What is the Definition?

Noise pollution is generally defined as regular exposure to elevated sound levels that may lead to adverse effects in humans or other living organisms. According to the World Health Organization, sound levels less than 70 dB are not damaging to living organisms, regardless of how long or consistent the exposure is.

What are the sources and effects?

Sources of Noise pollution

Effects of Noise pollution

1) Street traffic sounds from cars, buses, pedestrians, ambulances etc.

2) construction sounds like drilling or other heavy machinery in operation

3) Constant loud music in or near commercial venue

4) Industrial sounds like fans, generators, compressor, mills

5) Household sounds, from the television set to music playing on the stereo or computer, vacuum cleaners, fans and coolers, washing machines, dishwashers, lawnmowers, etc.

6) Events involving fireworks, firecrackers, loudspeakers, etc.

7) Conflicts generate noise pollution through explosions, gunfire, etc. The dysfunctions, in this case, are likely caused by the conflict and insecurity and less by the noise pollution in itself, although that compounds stress levels too.

Human - Hypertension, Hearing loss, Sleep disturbances, Child development, Dementia and Psychological dysfunctions.
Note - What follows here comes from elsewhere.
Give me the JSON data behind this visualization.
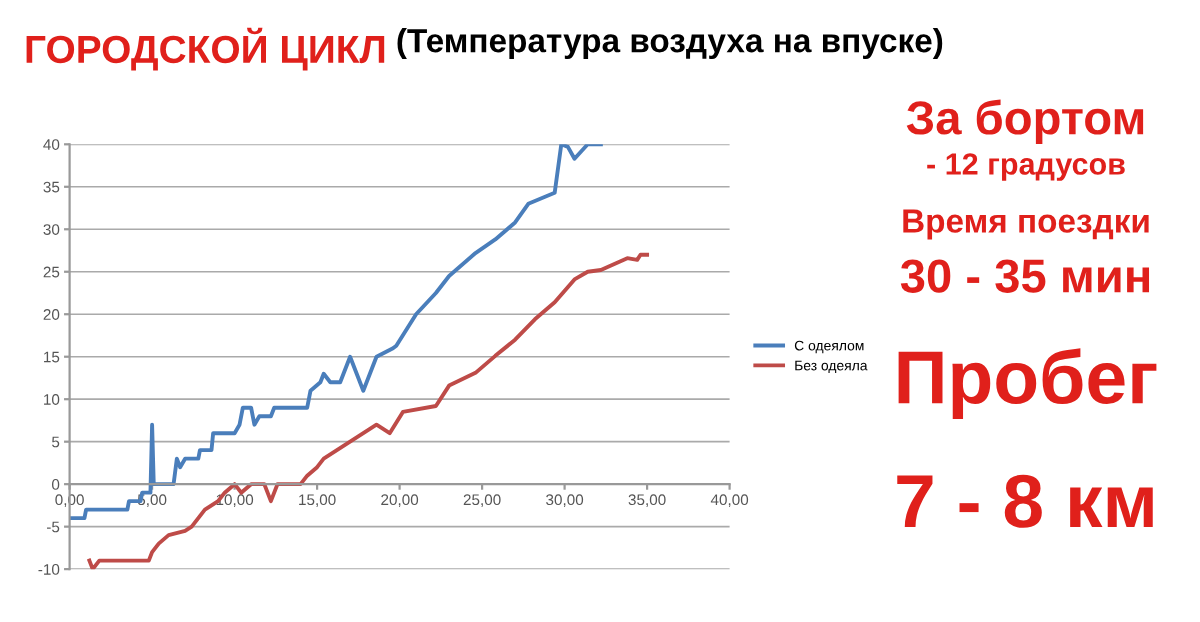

Wildlife and Marine Life - Noise pollution thus interferes with cetaceans’ (whales and dolphins) feeding habits, reproductive patterns and migration routes, and can even cause hemorrhage and death.


Social and Economic - Since noise pollution leads to sleep disturbance, it affects the individual’s work performance during the day, it leads to hypertension and cardiovascular disease and costs the health system additional time and money, and it negatively affects school performance in children.

Case Study: Noise pollution and Mumbai Traffic

On a busy street, during office hours, the honking can go up to what has scientifically been proven to be a health hazard. To tackle the problem, in at least three busy intersections in Mumbai, they went about installing “punishing signals”. Essentially, they attached a decibel meter to the traffic signal to measure sound when the traffic light is red. As soon as the level reached 85 decibels (the level above which sound is considered to become dangerous), the signal resets the red light, making the wait even longer.